Our travels continued. Patricia and I visited Glencoe, where God was kind enough to bless us with real Scottish weather … suffice to say that I chose not to play that day! Onwards through Fort William all the way to Fort Augustus on the shores of Loch Ness. The next morning, we climbed the hills and mountains near the River Tarff where I played at the falls. We then made our way through the highlands to our next destination: Portree, on the Isle of Skye.

We were received very hospitably at the guesthouse by a lovely old couple. The house was amazing; we couldn’t wish for a better accommodation. I actually practiced Gaelic a bit before our holiday and it was fun exchanging a few sentences with the hostess. It may be a language not spoken by many these days, but it is a very interesting one and I am keen on learning it. The hostess even raised the Dutch flag at her guesthouse when we went out the next day. It was a nice touch. That evening, we met Allen MacKenzie, the Pipe Major of the Isle of Skye Pipe Band who invited me to play a couple of tunes with the band.

The author has a tune at the Falls of Tarff in the wilds of Atholl.

There are certain moments in life that we will always treasure, memories that will always stay with us. We had one such a moment during our trip. Whilst on Skye we visited the Fairy Pools. It was a tough walk. The road was rocky, the rain was drizzly and I hadn’t slept well. Although the pools can be seen from a distance, it nevertheless took us about half an hour before we reached them. The sight was one to behold. And there on that day at the Fairy Pools, after playing Amanda McBroom’s song, The Rose for my girlfriend, I proposed.

Though that was definitely the highight of our trip, it didn’t end there. We travelled to Ullapool where we met Ruairidh MacLean, an accordion player who could put many a piper to shame with his bagpipe impression and quick finger work. We stayed at the Farr Bay Inn at Bettyhill and met a few wonderful people there who were also staying for the night.

Jaco and Patricia in Sutherland.

Finally, we headed south to Newcastle via Elgin (with an obligatory stop at the Glenfiddich distillery) and Saint Monan where we came in contact with some lovely people including some of my fellow countrymen. A Scotsman was so impressed with my playing at the docks of that he recited a Scottish toast for me:

The cover of the August 2019 Piping Times.

May the best ye’ve ever seen
Be the worst ye’ll ever see.
May a moose ne’er leave yer girnal
Wi’ a tear drap in his e’e.
May ye aye keep hale an’ he’rty
Till ye’re auld eneuch tae dee.
May ye aye be jist as happy
As we wish ye aye tae be.

This was the most amazing, exhilarating journey I’d ever had.
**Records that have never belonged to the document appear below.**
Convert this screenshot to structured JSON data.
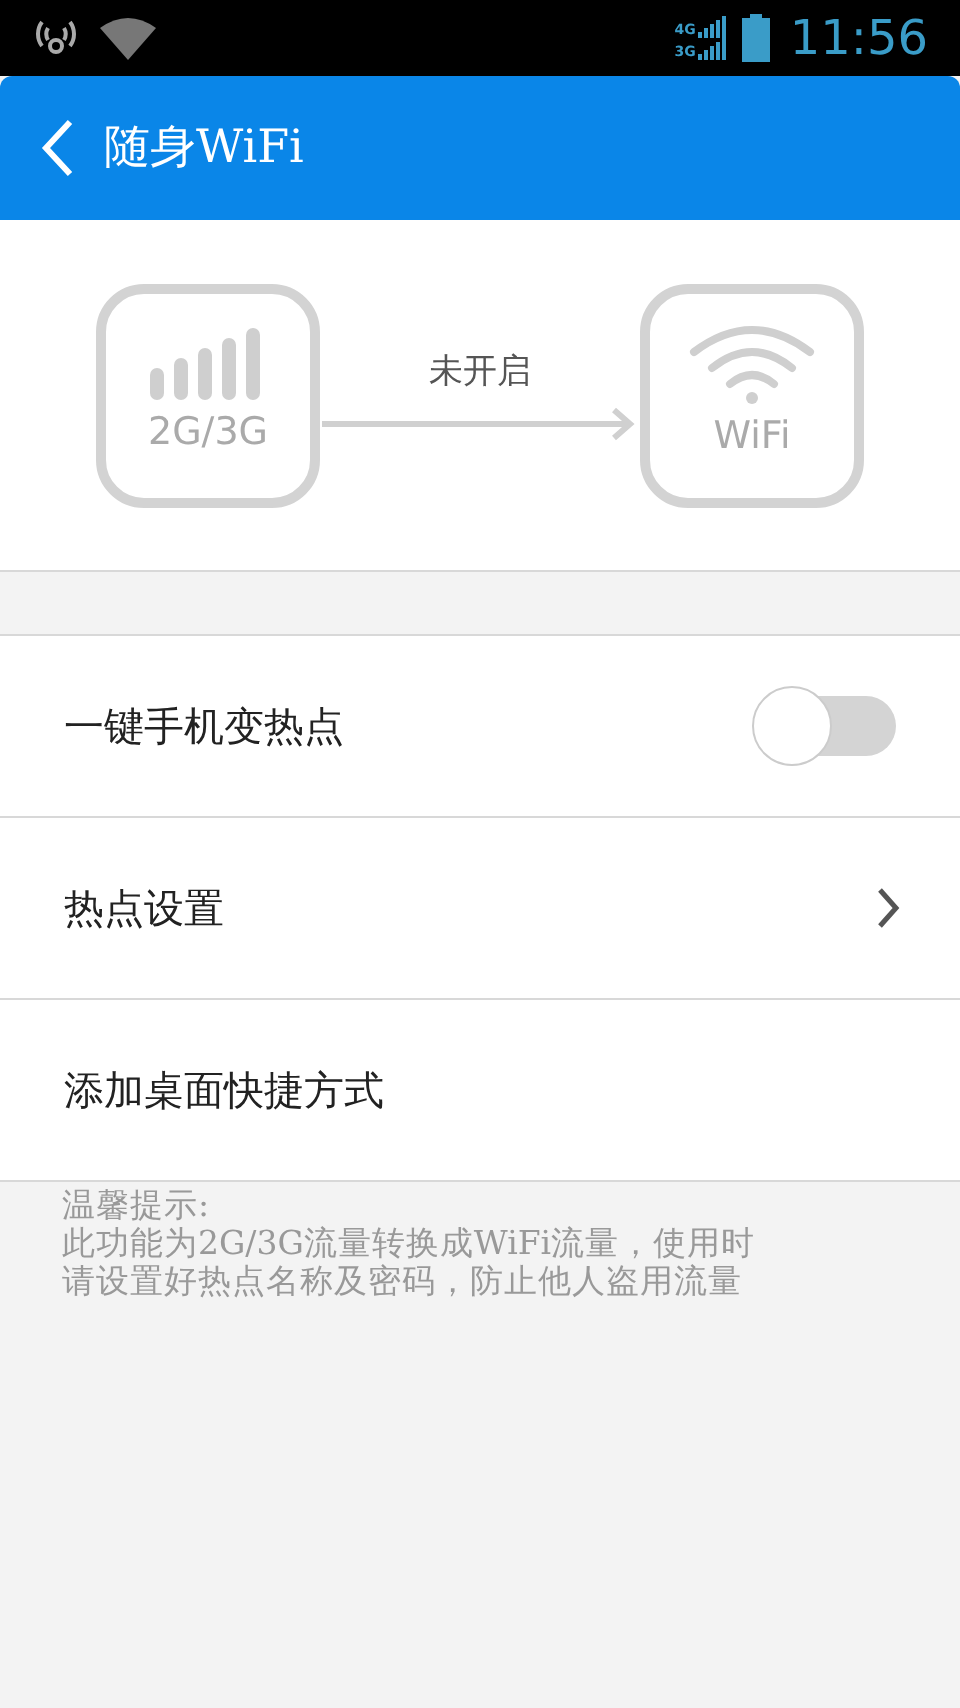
{
  "status_bar": {
    "network_top": "4G",
    "network_bottom": "3G",
    "time": "11:56"
  },
  "header": {
    "title": "随身WiFi"
  },
  "diagram": {
    "source_label": "2G/3G",
    "state_label": "未开启",
    "target_label": "WiFi"
  },
  "rows": [
    {
      "kind": "toggle",
      "label": "一键手机变热点",
      "on": false
    },
    {
      "kind": "link",
      "label": "热点设置"
    },
    {
      "kind": "plain",
      "label": "添加桌面快捷方式"
    }
  ],
  "tip": {
    "title": "温馨提示:",
    "lines": [
      "此功能为2G/3G流量转换成WiFi流量，使用时",
      "请设置好热点名称及密码，防止他人盗用流量"
    ]
  }
}
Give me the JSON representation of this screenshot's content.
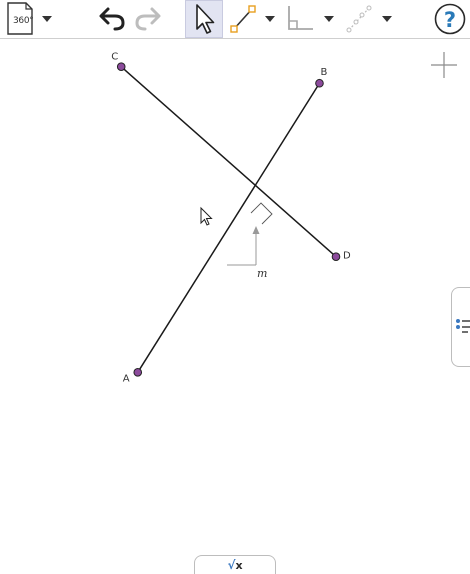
{
  "toolbar": {
    "file_label": "360°",
    "help_label": "?"
  },
  "construction": {
    "points": [
      {
        "name": "C",
        "x": -2.9,
        "y": 3.3
      },
      {
        "name": "B",
        "x": 1.9,
        "y": 2.9
      },
      {
        "name": "D",
        "x": 2.3,
        "y": -1.3
      },
      {
        "name": "A",
        "x": -2.5,
        "y": -4.1
      }
    ],
    "segments": [
      "CD",
      "AB"
    ],
    "line_label": "m"
  },
  "algebra_toggle": {
    "label": "x",
    "symbol": "√"
  },
  "colors": {
    "point_fill": "#8c4b9c",
    "segment": "#1a1a1a",
    "active_tool_bg": "#e2e4f2",
    "help_blue": "#2a7ab8"
  }
}
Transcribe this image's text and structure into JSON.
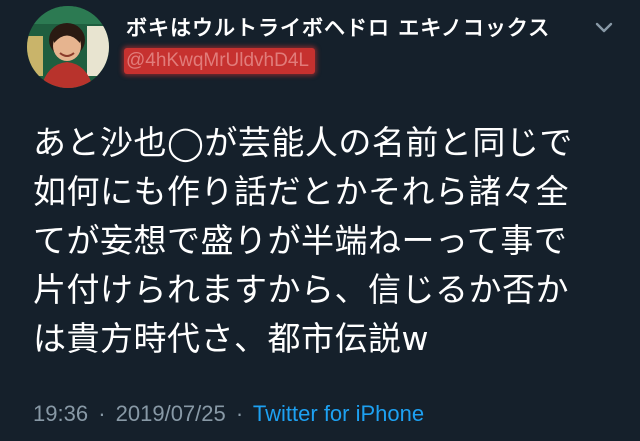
{
  "tweet": {
    "display_name": "ボキはウルトライボヘドロ エキノコックス",
    "handle": "@4hKwqMrUldvhD4L",
    "text": "あと沙也◯が芸能人の名前と同じで\n如何にも作り話だとかそれら諸々全\nてが妄想で盛りが半端ねーって事で\n片付けられますから、信じるか否か\nは貴方時代さ、都市伝説w",
    "time": "19:36",
    "separator": "·",
    "date": "2019/07/25",
    "source": "Twitter for iPhone"
  },
  "colors": {
    "background": "#15202b",
    "handle_highlight": "#c6312f",
    "link": "#1da1f2",
    "meta": "#8899a6"
  },
  "icons": {
    "avatar": "profile-photo",
    "menu": "chevron-down-icon"
  }
}
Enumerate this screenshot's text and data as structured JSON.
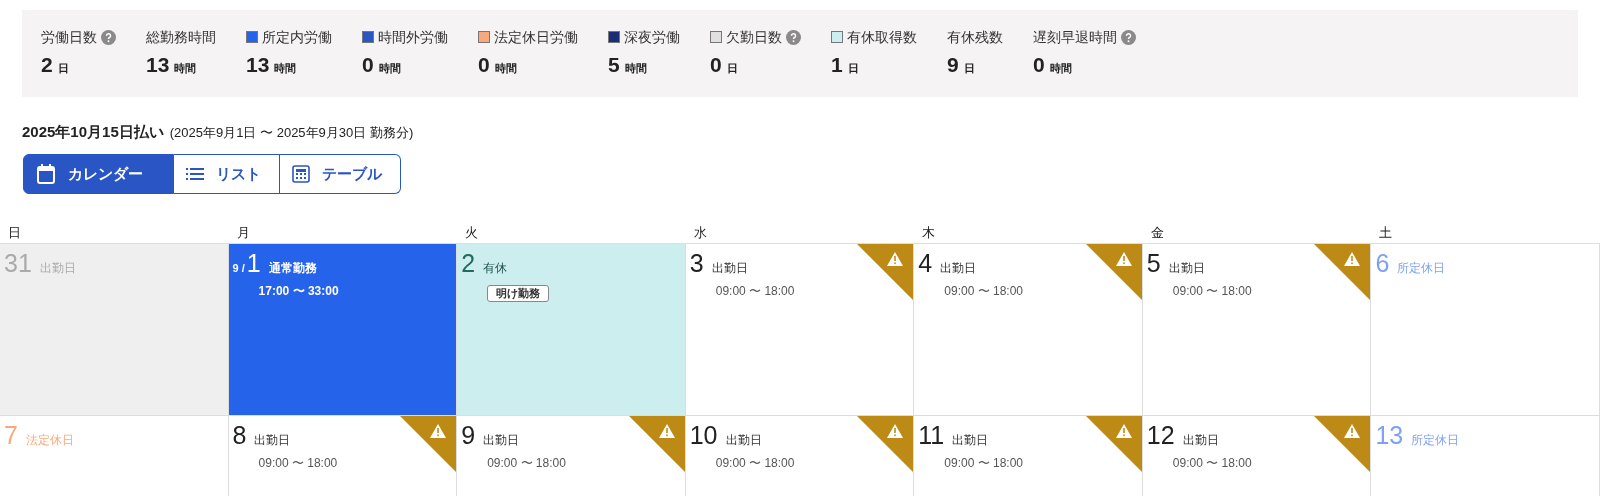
{
  "summary": [
    {
      "label": "労働日数",
      "value": "2",
      "unit": "日",
      "help": true
    },
    {
      "label": "総勤務時間",
      "value": "13",
      "unit": "時間",
      "help": false
    },
    {
      "label": "所定内労働",
      "value": "13",
      "unit": "時間",
      "help": false,
      "color": "#2563eb"
    },
    {
      "label": "時間外労働",
      "value": "0",
      "unit": "時間",
      "help": false,
      "color": "#2a55c4"
    },
    {
      "label": "法定休日労働",
      "value": "0",
      "unit": "時間",
      "help": false,
      "color": "#f8a97c"
    },
    {
      "label": "深夜労働",
      "value": "5",
      "unit": "時間",
      "help": false,
      "color": "#1a2e78"
    },
    {
      "label": "欠勤日数",
      "value": "0",
      "unit": "日",
      "help": true,
      "color": "#e0e0e0"
    },
    {
      "label": "有休取得数",
      "value": "1",
      "unit": "日",
      "help": false,
      "color": "#cdeeee"
    },
    {
      "label": "有休残数",
      "value": "9",
      "unit": "日",
      "help": false
    },
    {
      "label": "遅刻早退時間",
      "value": "0",
      "unit": "時間",
      "help": true
    }
  ],
  "period": {
    "title": "2025年10月15日払い",
    "range": "(2025年9月1日 〜 2025年9月30日 勤務分)"
  },
  "view_tabs": [
    {
      "label": "カレンダー",
      "kind": "calendar",
      "selected": true
    },
    {
      "label": "リスト",
      "kind": "list",
      "selected": false
    },
    {
      "label": "テーブル",
      "kind": "table",
      "selected": false
    }
  ],
  "weekdays": [
    "日",
    "月",
    "火",
    "水",
    "木",
    "金",
    "土"
  ],
  "weeks": [
    [
      {
        "day": "31",
        "kind": "other_month",
        "label": "出勤日",
        "warning": false
      },
      {
        "day": "1",
        "month": "9 /",
        "kind": "shift",
        "label": "通常勤務",
        "time": "17:00 〜 33:00",
        "warning": false
      },
      {
        "day": "2",
        "kind": "leave",
        "label": "有休",
        "badge": "明け勤務",
        "warning": false
      },
      {
        "day": "3",
        "kind": "workday",
        "label": "出勤日",
        "time": "09:00 〜 18:00",
        "warning": true
      },
      {
        "day": "4",
        "kind": "workday",
        "label": "出勤日",
        "time": "09:00 〜 18:00",
        "warning": true
      },
      {
        "day": "5",
        "kind": "workday",
        "label": "出勤日",
        "time": "09:00 〜 18:00",
        "warning": true
      },
      {
        "day": "6",
        "kind": "scheduled_holiday",
        "label": "所定休日",
        "warning": false
      }
    ],
    [
      {
        "day": "7",
        "kind": "legal_holiday",
        "label": "法定休日",
        "warning": false
      },
      {
        "day": "8",
        "kind": "workday",
        "label": "出勤日",
        "time": "09:00 〜 18:00",
        "warning": true
      },
      {
        "day": "9",
        "kind": "workday",
        "label": "出勤日",
        "time": "09:00 〜 18:00",
        "warning": true
      },
      {
        "day": "10",
        "kind": "workday",
        "label": "出勤日",
        "time": "09:00 〜 18:00",
        "warning": true
      },
      {
        "day": "11",
        "kind": "workday",
        "label": "出勤日",
        "time": "09:00 〜 18:00",
        "warning": true
      },
      {
        "day": "12",
        "kind": "workday",
        "label": "出勤日",
        "time": "09:00 〜 18:00",
        "warning": true
      },
      {
        "day": "13",
        "kind": "scheduled_holiday",
        "label": "所定休日",
        "warning": false
      }
    ]
  ]
}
There are many more stories that I could tell you that happened to us during our ten-day trip. Experiences make us who we are. These are the things that make us grow as a person. For me, I hope that this taste of Scotland and its culture will make me a better piper. I would go back in a heartbeat.

And my girlfriend? Of course, she said yes!

• From the August 2019 Piping Times.

* Postscript: Stuart Letford writes: “I remember well the day I met Jaco and Patricia. I had recevied a phone call from the Blair Castle office first thing that morning advising that its Duty Piper that day had a last-minute appointment elsewhere. So, I threw on the garb, grabbed the beast [the great highland bagpipe] and drove north to be the Duty Piper that day.

Jaco and Patricia appeared just after lunch time. Jaco was resplendent in the garb and had the ‘beast’ under his oxter. We had a great chat. He was a fascinating chap and we discussed possible piping places for him and Patricia to visit on their holiday. Jaco even allowed me a break at the 2.00pm stint when he took my spot – while I had a cup of tea and a scone. He played really well.

I really hope that when this pandemic is over that he and Patricia return to Scotland and I can meet up with them again and have a tune … maybe even up at the Falls of Tarff.”